Propaganda de Lula vai atacar ‘caráter eleitoreiro’ de Auxílio Brasil
Por Beatriz Bulla e Giordanna Neves / O ESTADÃO
A peça da campanha do ex-presidente Luiz Inácio Lula da Silva (PT) que irá para a televisão quando a campanha eleitoral começar oficialmente irá atacar o “caráter eleitoreiro” do Auxílio Brasil aprovado durante o governo Jair Bolsonaro. Um vídeo com a prévia da propaganda foi apresentado nesta segunda-feira, 8, pelo marqueteiro Sidônio Palmeira ao comando político da campanha de Lula. A peça foi aprovada pelos presentes na reunião – Lula era um deles.

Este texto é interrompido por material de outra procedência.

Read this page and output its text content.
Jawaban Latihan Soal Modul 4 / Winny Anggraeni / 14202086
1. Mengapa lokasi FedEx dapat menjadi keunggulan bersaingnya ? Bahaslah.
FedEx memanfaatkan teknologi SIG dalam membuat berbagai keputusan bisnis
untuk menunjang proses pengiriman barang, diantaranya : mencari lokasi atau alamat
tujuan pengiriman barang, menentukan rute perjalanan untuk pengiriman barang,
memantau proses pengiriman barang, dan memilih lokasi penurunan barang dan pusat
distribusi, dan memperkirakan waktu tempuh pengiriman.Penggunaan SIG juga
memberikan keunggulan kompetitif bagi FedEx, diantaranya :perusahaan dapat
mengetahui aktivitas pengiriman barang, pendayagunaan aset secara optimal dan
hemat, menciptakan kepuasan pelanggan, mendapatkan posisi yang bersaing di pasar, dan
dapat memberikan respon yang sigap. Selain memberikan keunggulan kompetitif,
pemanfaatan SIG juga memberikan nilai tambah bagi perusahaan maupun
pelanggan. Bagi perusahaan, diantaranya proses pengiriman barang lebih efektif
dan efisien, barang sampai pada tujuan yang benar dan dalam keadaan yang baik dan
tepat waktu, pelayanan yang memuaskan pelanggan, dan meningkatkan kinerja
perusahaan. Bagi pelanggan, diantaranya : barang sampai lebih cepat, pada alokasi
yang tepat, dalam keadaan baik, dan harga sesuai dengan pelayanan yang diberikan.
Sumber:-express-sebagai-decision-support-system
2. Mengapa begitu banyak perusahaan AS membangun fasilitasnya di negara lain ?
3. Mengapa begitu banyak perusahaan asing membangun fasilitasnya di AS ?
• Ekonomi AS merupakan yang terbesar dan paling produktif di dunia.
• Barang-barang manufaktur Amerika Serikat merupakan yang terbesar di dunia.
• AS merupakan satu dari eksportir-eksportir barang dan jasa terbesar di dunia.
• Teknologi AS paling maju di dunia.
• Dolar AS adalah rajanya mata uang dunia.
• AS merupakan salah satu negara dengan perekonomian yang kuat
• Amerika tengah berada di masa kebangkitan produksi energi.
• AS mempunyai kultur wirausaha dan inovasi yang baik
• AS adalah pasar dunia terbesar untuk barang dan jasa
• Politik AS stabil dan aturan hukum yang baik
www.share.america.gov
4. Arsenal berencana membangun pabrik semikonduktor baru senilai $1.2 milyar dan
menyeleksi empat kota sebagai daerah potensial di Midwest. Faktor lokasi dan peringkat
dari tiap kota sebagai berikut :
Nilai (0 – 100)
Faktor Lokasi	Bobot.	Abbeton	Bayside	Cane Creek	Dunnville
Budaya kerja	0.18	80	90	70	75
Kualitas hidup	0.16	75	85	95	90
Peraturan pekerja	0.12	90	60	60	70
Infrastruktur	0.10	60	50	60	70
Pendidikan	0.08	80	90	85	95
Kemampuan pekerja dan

A defesa da democracia tende a ganhar espaço na campanha de Lula. A avaliação feita na reunião desta segunda-feira, 8, é de que a dimensão dos atos favoráveis ao sistema eleitoral, que acontecerão nesta semana em São Paulo, tende a galvanizar o voto útil no primeiro turno. Por isso, a campanha deve passar a explorar mais o tema daqui para frente. A previsão é uma novidade. Até agora, a orientação entre dirigentes da campanha era não inflar a ideia de que há uma tentativa de golpe em curso diante das investidas de Bolsonaro contra as urnas. A avaliação no PT era de que Bolsonaro se alimenta politicamente de confusões, portanto ganha espaço quando Lula repercute suas polêmicas. Petistas diziam que era preciso ter cautela para não se ver em meio às pautas impostas pelo adversário e não fugir da demanda principal do eleitorado petista: o debate sobre a questão social e econômica.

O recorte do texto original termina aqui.